Accende un braciere in casa e intossica la moglie, per la Procura non è stato un incidente ma tentato omicidio

Una famiglia era stata soccorsa in casa a Como per un principio di intossicazione da monossido di carbonio lo scorso 26 gennaio. Il gas letale era stato sprigionato da un braciere che il padre, un 50enne, aveva detto di aver acceso in camera da letto per scaldare l'appartamento. Per la Procura, però, non si sarebbe trattato di un incidente, quanto piuttosto di un tentato omicidio e per questo motivo ha disposto per l'uomo il braccialetto elettronico e l'allontanamento da casa.
Le indagini, durate quasi un mese, sono scattate in seguito alla denuncia della moglie del 50enne. La donna, di 42 anni, era riuscita a salvarsi dall'intossicazione da monossido di carbonio solo grazie a un trattamento in camera iperbarica. Cosa che non si è rivelata necessaria per i tre figli minorenni della coppia, che comunque erano stati trasportati in ospedale in via precauzionale.
Stando a quanto ricostruito dagli investigatori, la notte tra il 25 e il 26 gennaio il 50enne, operaio tessile di origine tunisina e residente a Como da anni, avrebbe tentato di uccidere la moglie. L'uomo avrebbe acceso il braciere nella camera da letto che condivideva con la moglie nel loro appartamento in una casa popolare del quartiere Breccia per vendicarsi della donna, la quale poche ore prima gli aveva detto di volersi separare da lui.

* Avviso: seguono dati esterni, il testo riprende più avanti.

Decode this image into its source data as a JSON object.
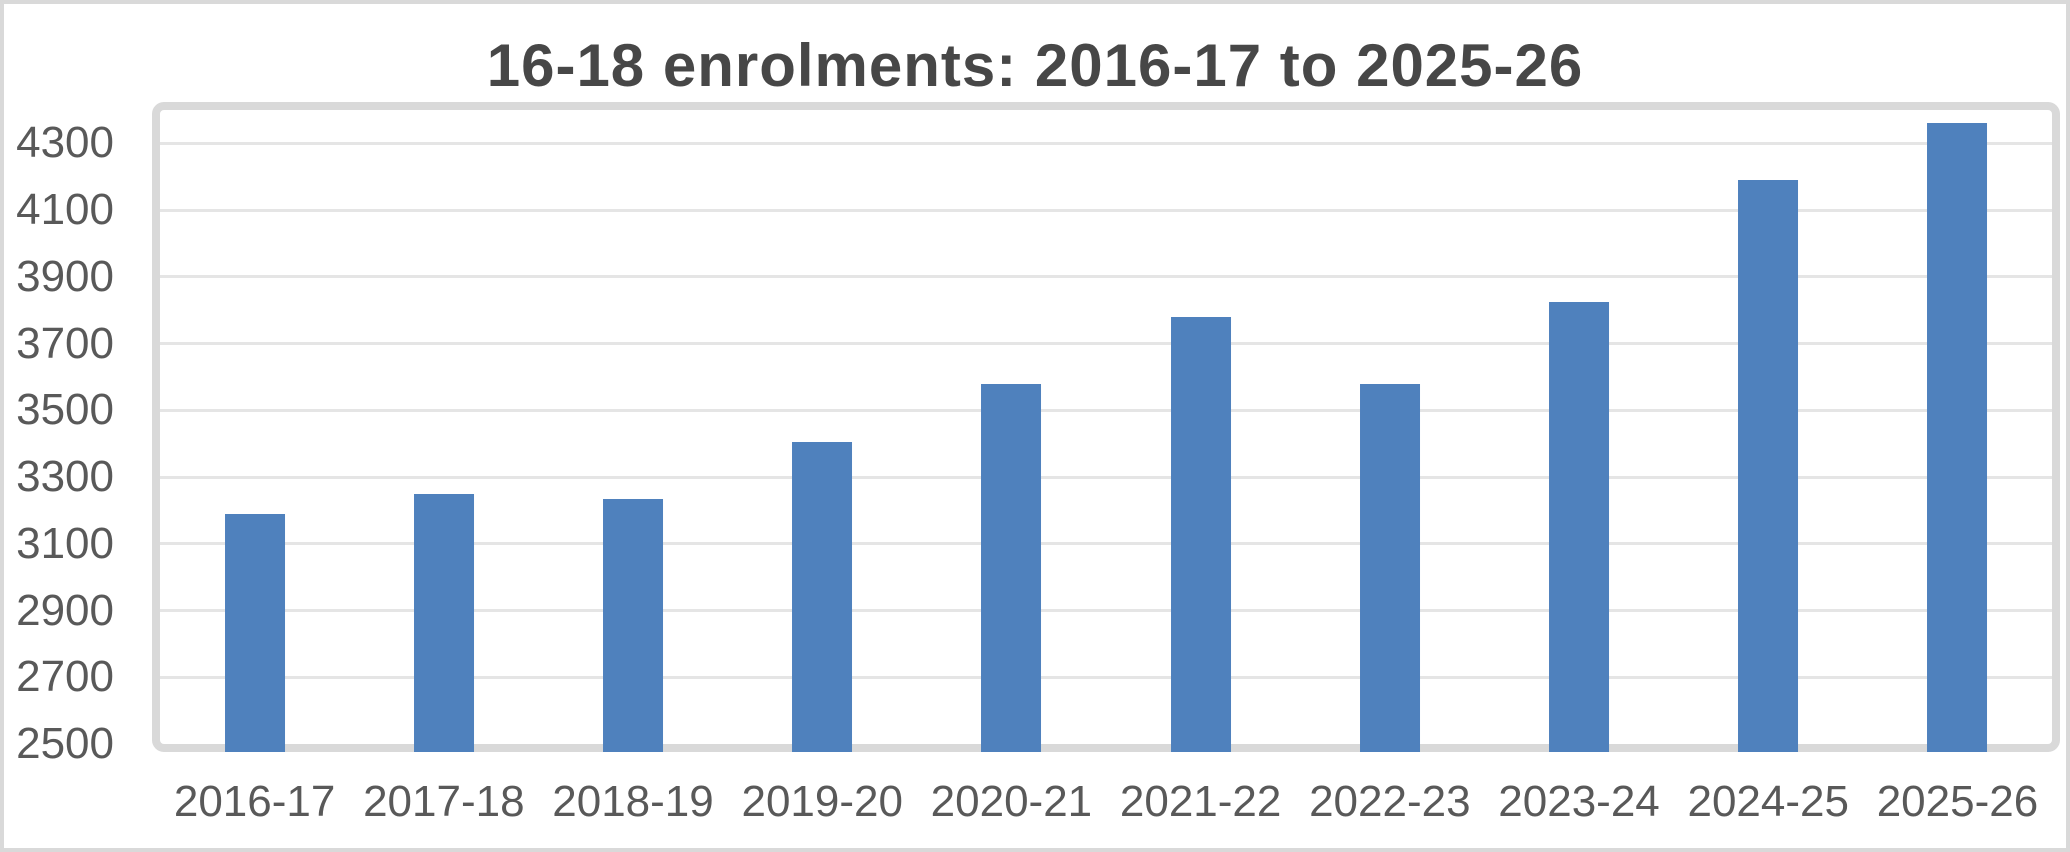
{
  "chart_data": {
    "type": "bar",
    "title": "16-18 enrolments: 2016-17 to 2025-26",
    "categories": [
      "2016-17",
      "2017-18",
      "2018-19",
      "2019-20",
      "2020-21",
      "2021-22",
      "2022-23",
      "2023-24",
      "2024-25",
      "2025-26"
    ],
    "values": [
      3190,
      3250,
      3235,
      3405,
      3580,
      3780,
      3580,
      3825,
      4190,
      4360
    ],
    "xlabel": "",
    "ylabel": "",
    "yticks": [
      2500,
      2700,
      2900,
      3100,
      3300,
      3500,
      3700,
      3900,
      4100,
      4300
    ],
    "ylim": [
      2500,
      4400
    ],
    "grid": true,
    "legend": false,
    "colors": {
      "bar": "#4F81BD",
      "plot_border": "#D9D9D9",
      "gridline": "#E5E5E5",
      "title_text": "#474747",
      "tick_text": "#595959",
      "background": "#FFFFFF"
    }
  }
}
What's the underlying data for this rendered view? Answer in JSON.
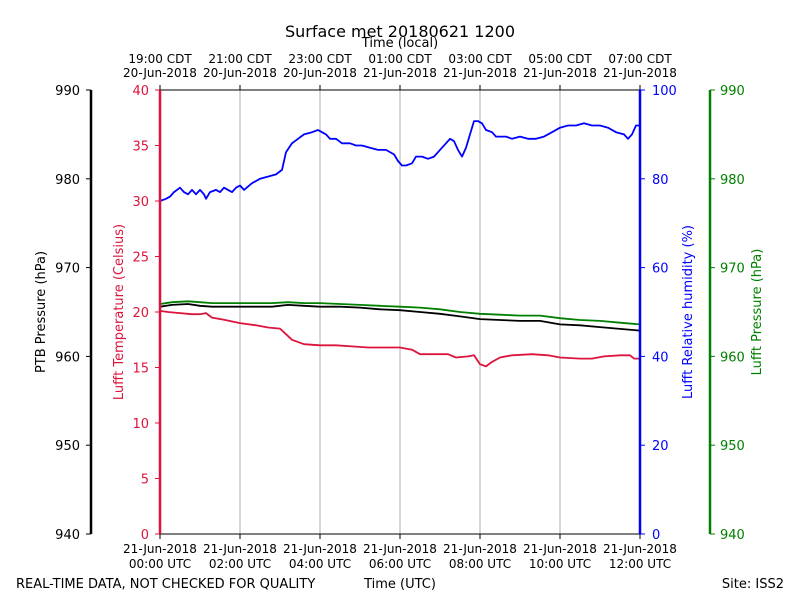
{
  "chart_data": {
    "type": "line",
    "title": "Surface met 20180621 1200",
    "x_label_top": "Time (local)",
    "x_label_bottom": "Time (UTC)",
    "footer_left": "REAL-TIME DATA, NOT CHECKED FOR QUALITY",
    "footer_right": "Site: ISS2",
    "x_range_hours": [
      0,
      12
    ],
    "bottom_ticks": [
      {
        "hour": 0,
        "date": "21-Jun-2018",
        "time": "00:00 UTC"
      },
      {
        "hour": 2,
        "date": "21-Jun-2018",
        "time": "02:00 UTC"
      },
      {
        "hour": 4,
        "date": "21-Jun-2018",
        "time": "04:00 UTC"
      },
      {
        "hour": 6,
        "date": "21-Jun-2018",
        "time": "06:00 UTC"
      },
      {
        "hour": 8,
        "date": "21-Jun-2018",
        "time": "08:00 UTC"
      },
      {
        "hour": 10,
        "date": "21-Jun-2018",
        "time": "10:00 UTC"
      },
      {
        "hour": 12,
        "date": "21-Jun-2018",
        "time": "12:00 UTC"
      }
    ],
    "top_ticks": [
      {
        "hour": 0,
        "time": "19:00 CDT",
        "date": "20-Jun-2018"
      },
      {
        "hour": 2,
        "time": "21:00 CDT",
        "date": "20-Jun-2018"
      },
      {
        "hour": 4,
        "time": "23:00 CDT",
        "date": "20-Jun-2018"
      },
      {
        "hour": 6,
        "time": "01:00 CDT",
        "date": "21-Jun-2018"
      },
      {
        "hour": 8,
        "time": "03:00 CDT",
        "date": "21-Jun-2018"
      },
      {
        "hour": 10,
        "time": "05:00 CDT",
        "date": "21-Jun-2018"
      },
      {
        "hour": 12,
        "time": "07:00 CDT",
        "date": "21-Jun-2018"
      }
    ],
    "axes": {
      "ptb_pressure": {
        "label": "PTB Pressure (hPa)",
        "range": [
          940,
          990
        ],
        "ticks": [
          940,
          950,
          960,
          970,
          980,
          990
        ],
        "color": "#000000"
      },
      "temperature": {
        "label": "Lufft Temperature (Celsius)",
        "range": [
          0,
          40
        ],
        "ticks": [
          0,
          5,
          10,
          15,
          20,
          25,
          30,
          35,
          40
        ],
        "color": "#dc143c"
      },
      "humidity": {
        "label": "Lufft Relative humidity (%)",
        "range": [
          0,
          100
        ],
        "ticks": [
          0,
          20,
          40,
          60,
          80,
          100
        ],
        "color": "#0000ff"
      },
      "lufft_pressure": {
        "label": "Lufft Pressure (hPa)",
        "range": [
          940,
          990
        ],
        "ticks": [
          940,
          950,
          960,
          970,
          980,
          990
        ],
        "color": "#008000"
      }
    },
    "series": [
      {
        "name": "Lufft Relative humidity (%)",
        "axis": "humidity",
        "color": "#0000ff",
        "points": [
          [
            0,
            75
          ],
          [
            0.15,
            75.5
          ],
          [
            0.25,
            76
          ],
          [
            0.35,
            77
          ],
          [
            0.5,
            78
          ],
          [
            0.6,
            77
          ],
          [
            0.7,
            76.5
          ],
          [
            0.8,
            77.5
          ],
          [
            0.9,
            76.5
          ],
          [
            1.0,
            77.5
          ],
          [
            1.1,
            76.5
          ],
          [
            1.15,
            75.5
          ],
          [
            1.25,
            77
          ],
          [
            1.4,
            77.5
          ],
          [
            1.5,
            77
          ],
          [
            1.6,
            78
          ],
          [
            1.7,
            77.5
          ],
          [
            1.8,
            77
          ],
          [
            1.9,
            78
          ],
          [
            2.0,
            78.5
          ],
          [
            2.1,
            77.5
          ],
          [
            2.3,
            79
          ],
          [
            2.5,
            80
          ],
          [
            2.7,
            80.5
          ],
          [
            2.9,
            81
          ],
          [
            3.05,
            82
          ],
          [
            3.15,
            86
          ],
          [
            3.3,
            88
          ],
          [
            3.45,
            89
          ],
          [
            3.6,
            90
          ],
          [
            3.8,
            90.5
          ],
          [
            3.95,
            91
          ],
          [
            4.05,
            90.5
          ],
          [
            4.15,
            90
          ],
          [
            4.25,
            89
          ],
          [
            4.4,
            89
          ],
          [
            4.55,
            88
          ],
          [
            4.75,
            88
          ],
          [
            4.9,
            87.5
          ],
          [
            5.05,
            87.5
          ],
          [
            5.25,
            87
          ],
          [
            5.45,
            86.5
          ],
          [
            5.65,
            86.5
          ],
          [
            5.85,
            85.5
          ],
          [
            5.95,
            84
          ],
          [
            6.05,
            83
          ],
          [
            6.15,
            83
          ],
          [
            6.3,
            83.5
          ],
          [
            6.4,
            85
          ],
          [
            6.55,
            85
          ],
          [
            6.7,
            84.5
          ],
          [
            6.85,
            85
          ],
          [
            6.95,
            86
          ],
          [
            7.05,
            87
          ],
          [
            7.15,
            88
          ],
          [
            7.25,
            89
          ],
          [
            7.35,
            88.5
          ],
          [
            7.45,
            86.5
          ],
          [
            7.55,
            85
          ],
          [
            7.65,
            87
          ],
          [
            7.75,
            90
          ],
          [
            7.85,
            93
          ],
          [
            7.95,
            93
          ],
          [
            8.05,
            92.5
          ],
          [
            8.15,
            91
          ],
          [
            8.3,
            90.5
          ],
          [
            8.4,
            89.5
          ],
          [
            8.55,
            89.5
          ],
          [
            8.65,
            89.5
          ],
          [
            8.8,
            89
          ],
          [
            9.0,
            89.5
          ],
          [
            9.2,
            89
          ],
          [
            9.4,
            89
          ],
          [
            9.6,
            89.5
          ],
          [
            9.8,
            90.5
          ],
          [
            10.0,
            91.5
          ],
          [
            10.2,
            92
          ],
          [
            10.4,
            92
          ],
          [
            10.6,
            92.5
          ],
          [
            10.8,
            92
          ],
          [
            11.0,
            92
          ],
          [
            11.2,
            91.5
          ],
          [
            11.4,
            90.5
          ],
          [
            11.6,
            90
          ],
          [
            11.7,
            89
          ],
          [
            11.8,
            90
          ],
          [
            11.9,
            92
          ],
          [
            12.0,
            92
          ]
        ]
      },
      {
        "name": "Lufft Pressure (hPa)",
        "axis": "lufft_pressure",
        "color": "#008000",
        "points": [
          [
            0,
            965.9
          ],
          [
            0.3,
            966.1
          ],
          [
            0.7,
            966.2
          ],
          [
            1.0,
            966.1
          ],
          [
            1.3,
            966.0
          ],
          [
            1.6,
            966.0
          ],
          [
            2.0,
            966.0
          ],
          [
            2.4,
            966.0
          ],
          [
            2.8,
            966.0
          ],
          [
            3.2,
            966.1
          ],
          [
            3.6,
            966.0
          ],
          [
            4.0,
            966.0
          ],
          [
            4.5,
            965.9
          ],
          [
            5.0,
            965.8
          ],
          [
            5.5,
            965.7
          ],
          [
            6.0,
            965.6
          ],
          [
            6.5,
            965.5
          ],
          [
            7.0,
            965.3
          ],
          [
            7.5,
            965.0
          ],
          [
            8.0,
            964.8
          ],
          [
            8.5,
            964.7
          ],
          [
            9.0,
            964.6
          ],
          [
            9.5,
            964.6
          ],
          [
            10.0,
            964.3
          ],
          [
            10.5,
            964.1
          ],
          [
            11.0,
            964.0
          ],
          [
            11.5,
            963.8
          ],
          [
            12.0,
            963.6
          ]
        ]
      },
      {
        "name": "PTB Pressure (hPa)",
        "axis": "ptb_pressure",
        "color": "#000000",
        "points": [
          [
            0,
            965.6
          ],
          [
            0.3,
            965.8
          ],
          [
            0.7,
            965.9
          ],
          [
            1.0,
            965.7
          ],
          [
            1.3,
            965.6
          ],
          [
            1.6,
            965.6
          ],
          [
            2.0,
            965.6
          ],
          [
            2.4,
            965.6
          ],
          [
            2.8,
            965.6
          ],
          [
            3.2,
            965.8
          ],
          [
            3.6,
            965.7
          ],
          [
            4.0,
            965.6
          ],
          [
            4.5,
            965.6
          ],
          [
            5.0,
            965.5
          ],
          [
            5.5,
            965.3
          ],
          [
            6.0,
            965.2
          ],
          [
            6.5,
            965.0
          ],
          [
            7.0,
            964.8
          ],
          [
            7.5,
            964.5
          ],
          [
            8.0,
            964.2
          ],
          [
            8.5,
            964.1
          ],
          [
            9.0,
            964.0
          ],
          [
            9.5,
            964.0
          ],
          [
            10.0,
            963.6
          ],
          [
            10.5,
            963.5
          ],
          [
            11.0,
            963.3
          ],
          [
            11.5,
            963.1
          ],
          [
            12.0,
            962.9
          ]
        ]
      },
      {
        "name": "Lufft Temperature (Celsius)",
        "axis": "temperature",
        "color": "#dc143c",
        "points": [
          [
            0,
            20.1
          ],
          [
            0.2,
            20.0
          ],
          [
            0.5,
            19.9
          ],
          [
            0.8,
            19.8
          ],
          [
            1.0,
            19.8
          ],
          [
            1.15,
            19.9
          ],
          [
            1.3,
            19.5
          ],
          [
            1.6,
            19.3
          ],
          [
            2.0,
            19.0
          ],
          [
            2.4,
            18.8
          ],
          [
            2.7,
            18.6
          ],
          [
            3.0,
            18.5
          ],
          [
            3.15,
            18.0
          ],
          [
            3.3,
            17.5
          ],
          [
            3.6,
            17.1
          ],
          [
            4.0,
            17.0
          ],
          [
            4.4,
            17.0
          ],
          [
            4.8,
            16.9
          ],
          [
            5.2,
            16.8
          ],
          [
            5.6,
            16.8
          ],
          [
            6.0,
            16.8
          ],
          [
            6.3,
            16.6
          ],
          [
            6.5,
            16.2
          ],
          [
            6.9,
            16.2
          ],
          [
            7.2,
            16.2
          ],
          [
            7.4,
            15.9
          ],
          [
            7.7,
            16.0
          ],
          [
            7.85,
            16.1
          ],
          [
            8.0,
            15.3
          ],
          [
            8.15,
            15.1
          ],
          [
            8.3,
            15.5
          ],
          [
            8.5,
            15.9
          ],
          [
            8.8,
            16.1
          ],
          [
            9.3,
            16.2
          ],
          [
            9.7,
            16.1
          ],
          [
            10.0,
            15.9
          ],
          [
            10.5,
            15.8
          ],
          [
            10.8,
            15.8
          ],
          [
            11.1,
            16.0
          ],
          [
            11.5,
            16.1
          ],
          [
            11.75,
            16.1
          ],
          [
            11.85,
            15.8
          ],
          [
            12.0,
            15.8
          ]
        ]
      }
    ]
  }
}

I soccorsi erano scattati poco dopo le 6 di mattina del 26 gennaio e al loro arrivo nell'abitazione avevano subito rilevato una concentrazione altissima di monossido di carbonio, individuando nel braciere la sorgente. A chiamare il 112 sarebbe stato lo stesso 50enne e per questo motivo nei suoi confronti è stata applicata la misura dell'allontanamento da casa e il braccialetto elettronico, ma non la custodia in carcere.